Loop over the result set to update the position for all entities in the query. The query will always return an up-to-date list containing entities that match.

```python
def loop(dt):
    for entity in kinematics.result:
        entity['Position'].x += entity['Velocity'].x * dt
        entity['Position'].y += entity['Velocity'].y * dt
```


## Changelog

### v.1.0.1
Initial release

### v.1.0.2
- Changed how component names are handled. Previously creating a component required setting a class variable `name` 
  with a string in all-caps that is identical to the class name, e.g. if a component was created as `class Position`,
  the class required a variable `name = "POSITION"`. Now all components inherit from `componentmeta` which handles
  this automatically. All references to component names inside the engine also convert the name string to the required
  casing.

- Added the ability to make use of the `EntityEvent` system. Use `entity.fire_event('event_name', data)` where data can
  be any object (typically a dict) that you want to pass to an entity's components. The `'event_name'` should have a
  corresponding `on_event_name` method on one or more components of the entity, which will have the event passed to it.

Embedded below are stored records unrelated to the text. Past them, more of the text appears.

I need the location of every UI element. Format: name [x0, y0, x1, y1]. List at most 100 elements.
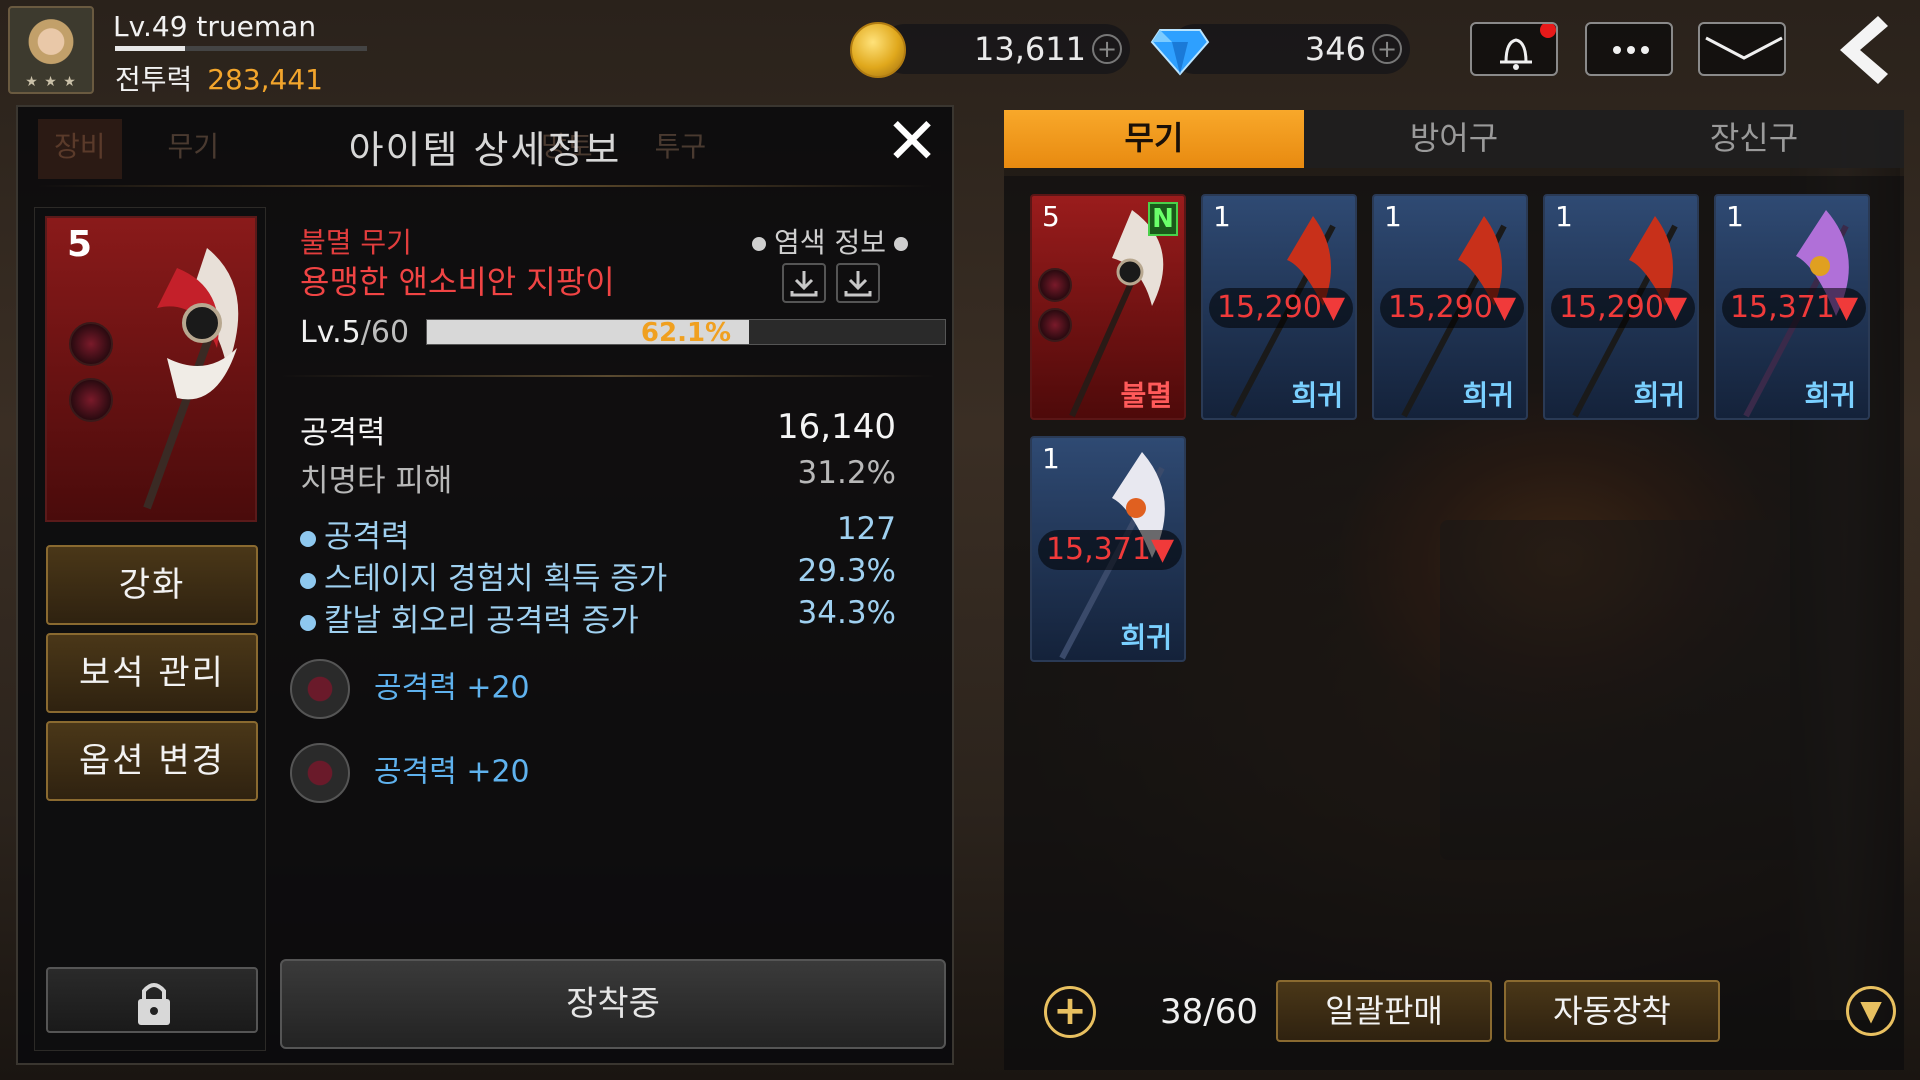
mail-button[interactable]: [1698, 22, 1786, 76]
divider: [38, 185, 932, 187]
bulk-sell-button[interactable]: 일괄판매: [1276, 980, 1492, 1042]
gem-slot-row: 공격력 +20: [290, 659, 530, 719]
gem-slot-row: 공격력 +20: [290, 743, 530, 803]
tab-accessory[interactable]: 장신구: [1604, 110, 1904, 168]
stat-row: 치명타 피해 31.2%: [300, 455, 896, 500]
bonus-value: 29.3%: [797, 553, 896, 589]
bullet-icon: [300, 614, 316, 631]
gold-add-button[interactable]: +: [1092, 34, 1122, 64]
gem-manage-button[interactable]: 보석 관리: [46, 633, 258, 713]
new-badge: N: [1148, 202, 1178, 236]
item-preview-column: 5: [34, 207, 266, 1051]
combat-power-value: 283,441: [207, 63, 323, 96]
stat-value: 31.2%: [797, 455, 896, 491]
item-power-value: 15,371: [1729, 290, 1835, 325]
tab-armor[interactable]: 방어구: [1304, 110, 1604, 168]
download-icon[interactable]: [836, 263, 880, 303]
gem-amount: 346: [1304, 30, 1366, 68]
bonus-row: 스테이지 경험치 획득 증가 29.3%: [300, 553, 896, 598]
inventory-tabs: 무기 방어구 장신구: [1004, 110, 1904, 168]
chevron-down-icon[interactable]: ▼: [1846, 986, 1896, 1036]
bonus-row: 공격력 127: [300, 511, 896, 556]
top-bar: ★ ★ ★ Lv.49 trueman 전투력 283,441 13,611 +…: [0, 0, 1920, 100]
item-grade: 희귀: [1804, 379, 1856, 412]
staff-icon: [143, 248, 239, 510]
option-change-button[interactable]: 옵션 변경: [46, 721, 258, 801]
chat-icon: [1613, 46, 1649, 54]
stat-value: 16,140: [777, 407, 896, 447]
item-count: 1: [1726, 200, 1744, 233]
gem-socket-icon: [1038, 308, 1072, 342]
item-count: 1: [1384, 200, 1402, 233]
gem-socket-icon: [1038, 268, 1072, 302]
item-card-level: 5: [67, 224, 93, 265]
auto-equip-button[interactable]: 자동장착: [1504, 980, 1720, 1042]
item-power-value: 15,290: [1558, 290, 1664, 325]
expand-slots-button[interactable]: +: [1044, 986, 1096, 1038]
gem-effect: 공격력 +20: [374, 754, 530, 790]
item-grade: 희귀: [1462, 379, 1514, 412]
inventory-item[interactable]: 1 15,290▼ 희귀: [1201, 194, 1357, 420]
bonus-value: 127: [836, 511, 896, 547]
item-level-current: Lv.5: [300, 315, 361, 350]
combat-power-label: 전투력: [115, 63, 193, 96]
item-count: 1: [1555, 200, 1573, 233]
notification-button[interactable]: [1470, 22, 1558, 76]
item-power: 15,290▼: [1380, 288, 1524, 328]
item-name: 용맹한 앤소비안 지팡이: [300, 263, 615, 301]
inventory-item[interactable]: 1 15,290▼ 희귀: [1372, 194, 1528, 420]
bonus-row: 칼날 회오리 공격력 증가 34.3%: [300, 595, 896, 640]
item-grade: 희귀: [1291, 379, 1343, 412]
gem-icon: [290, 743, 350, 803]
inventory-item[interactable]: 1 15,290▼ 희귀: [1543, 194, 1699, 420]
exp-percent: 62.1%: [640, 318, 732, 348]
inventory-item[interactable]: 5 N 불멸: [1030, 194, 1186, 420]
combat-power: 전투력 283,441: [115, 58, 323, 98]
chat-button[interactable]: [1585, 22, 1673, 76]
lock-icon: [138, 983, 170, 1025]
item-power: 15,290▼: [1209, 288, 1353, 328]
item-power: 15,290▼: [1551, 288, 1695, 328]
item-count: 1: [1042, 442, 1060, 475]
stat-label: 치명타 피해: [300, 463, 453, 499]
equipped-button[interactable]: 장착중: [280, 959, 946, 1049]
inventory-item[interactable]: 1 15,371▼ 희귀: [1714, 194, 1870, 420]
gem-effect: 공격력 +20: [374, 670, 530, 706]
mail-icon: [1705, 36, 1783, 60]
item-power-value: 15,290: [1216, 290, 1322, 325]
inventory-footer: + 38/60 일괄판매 자동장착 ▼: [1030, 980, 1896, 1050]
item-power: 15,371▼: [1038, 530, 1182, 570]
item-count: 1: [1213, 200, 1231, 233]
bell-icon: [1500, 22, 1556, 70]
gold-amount: 13,611: [974, 30, 1086, 68]
item-power-value: 15,290: [1387, 290, 1493, 325]
tab-weapon[interactable]: 무기: [1004, 110, 1304, 168]
bonus-label: 칼날 회오리 공격력 증가: [324, 603, 639, 639]
player-level-name: Lv.49 trueman: [113, 10, 317, 43]
item-level: Lv.5/60: [300, 315, 409, 350]
inventory-item[interactable]: 1 15,371▼ 희귀: [1030, 436, 1186, 662]
divider: [280, 375, 936, 377]
back-arrow-icon[interactable]: [1820, 12, 1898, 88]
item-count: 5: [1042, 200, 1060, 233]
download-icon[interactable]: [782, 263, 826, 303]
inventory-capacity: 38/60: [1160, 992, 1258, 1032]
bonus-label: 스테이지 경험치 획득 증가: [324, 561, 668, 597]
avatar[interactable]: ★ ★ ★: [8, 6, 94, 94]
rank-stars: ★ ★ ★: [25, 74, 77, 90]
bonus-label: 공격력: [324, 519, 410, 555]
item-card: 5: [45, 216, 257, 522]
item-grade: 희귀: [1633, 379, 1685, 412]
gold-display: 13,611 +: [880, 24, 1130, 74]
gem-add-button[interactable]: +: [1372, 34, 1402, 64]
bonus-value: 34.3%: [797, 595, 896, 631]
item-detail-panel: 장비 무기 망토 투구 아이템 상세정보 ✕ 5 강화 보석 관리 옵션 변경: [16, 105, 954, 1065]
enhance-button[interactable]: 강화: [46, 545, 258, 625]
diamond-icon: [1150, 29, 1210, 76]
exp-progress-bar: 62.1%: [426, 318, 946, 348]
dye-info[interactable]: 염색 정보: [744, 221, 916, 261]
item-grade: 불멸: [1120, 379, 1172, 412]
dye-info-label: 염색 정보: [774, 226, 886, 259]
close-icon[interactable]: ✕: [882, 110, 942, 174]
lock-button[interactable]: [46, 967, 258, 1033]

- Added a prefab system. This is a work-in-progress addition, but essentially you can now define component structures
  that can be applied all at once to an entity, allowing for templating of entity types.

### v.1.0.3
- Miscellaneous fixes and performance updates.
- Fixed an issue with queries not updating their cache when components are added/removed from an entity.

### v.1.0.4
- Added an `EngineAdapter` class that allows for passing in a reference to the game client.
- Added entity cloning. Use `entity.clone()` to make a copy of an entity with all attached components.
- Added an `EventData` class to pass in as the data argument of `entity.fire_event`. This base class is meant to be
  extensible, but by default it has five optional parameters:
  - `instigator: Entity`   
    Used to pass reference to the entity that fired the event.
  - `target: Union[Tuple[int, int], Entity]`  
    Used to pass reference to an entity or position that can be used for various things, like forwarding an event or querying for data. 
  - `interactions: List[Dict[str, str]]`  
    Used to get back a list of interactions from a component. Typical format is `{'name': 'event_name', 'event': 'on_event_method'}`.
  - `callback: Callable[[Any], Any]`  
    A callback that can be executed inside a component.
  - `cost: float`  
    An event cost, for use with energy-based action systems.
- Added `EntityEvent.route` to trigger forwarding of an event to a target entity. For example, in my project game [Anathema](https://github.com/krummja/Anathema),
I use this to query a target entity for interactions, say when bumping into it:

```python
class Legs(Component):
  # ...
  def on_try_move(self, evt: EntityEvent) -> None:
      if self.area.is_blocked(*evt.data.target):
          if self.area.is_interactable(*evt.data.target):
              self.entity.fire_event('try_interact', evt.data)  
```

and then in a separate component:

```python
class Brain(Component):
    # ...
    def on_try_interact(self, evt: EntityEvent) -> None:
        evt.data.instigator = self.entity
        evt.data.interactions = []

        target: Entity = self.client.interaction_system.get(*evt.dat.target)
        routed_evt: EntityEvent = evt.route(
          new_event='get_interactions', 
          target=target
        )
        routed_evt.handle()
```

Finally, on a component attached to the target entity, I might have:

```python
class Container(Component):
    # ...
    def on_get_interactions(self, evt) -> None:
        if self._is_open:
            evt.data.interactions.append({
              "name": "Close",
              "event": "try_close_container"
            })
        # ...
```

Which requires a corresponding `Container.on_try_close_container`, and so forth.